Irritated because even her thoughts sounded defensive and nasty, she gathered up her dishes and took them into the kitchen. There was just enough guilt still pricking at her to oblige her to rinse the dishes, load them in the dishwasher, scrub out the sink.

That, she decided, paid her debt.

She could hear the voices, all female, flowing back from the front of the store where the book club gathered. She could smell the incense Mia lit, a scent for protection. Ripley snuck out the back. A fleet of steamrollers couldn't have pushed her forward and into that noisy clutch of women now.

Just outside the back door she saw the fat black candle burning, a charm to repel evil. She would have sneered at it, but her gaze was drawn up.

The waning globe of the moon was shrouded in a thin and bloody mist.
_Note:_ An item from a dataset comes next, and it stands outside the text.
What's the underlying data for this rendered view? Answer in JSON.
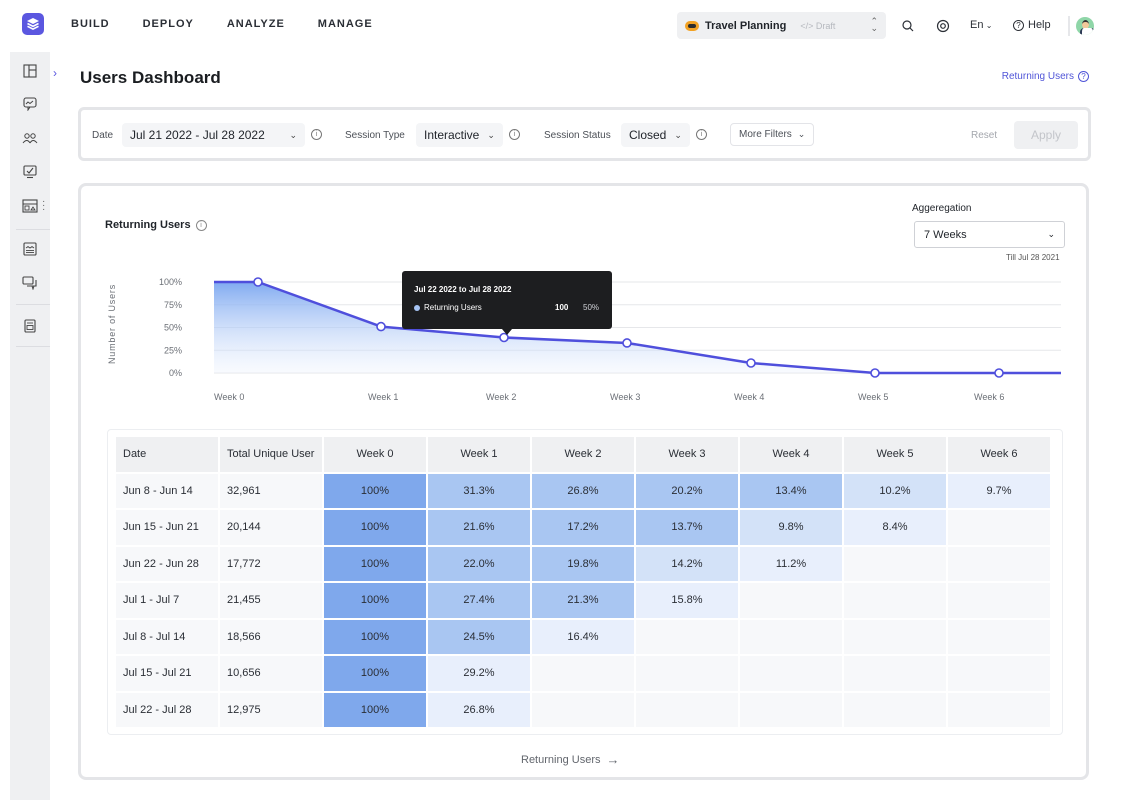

Unable to work up that sneer, she jammed her hands in her jacket pockets and stared down at her own boots as she walked to her car.

***

When the last of the book club members were out the door, Mia flipped the locks. Nell was already clearing plates and napkins while Lulu closed the register.

"That was fun!" Stoneware rang gaily as Nell stacked coffee cups. "And so interesting. I've never discussed a book that way. Whenever I read one, I just think, well, I liked it or I didn't, but I never talked about why. And I promise to read next month's selection so I'll have something to contribute."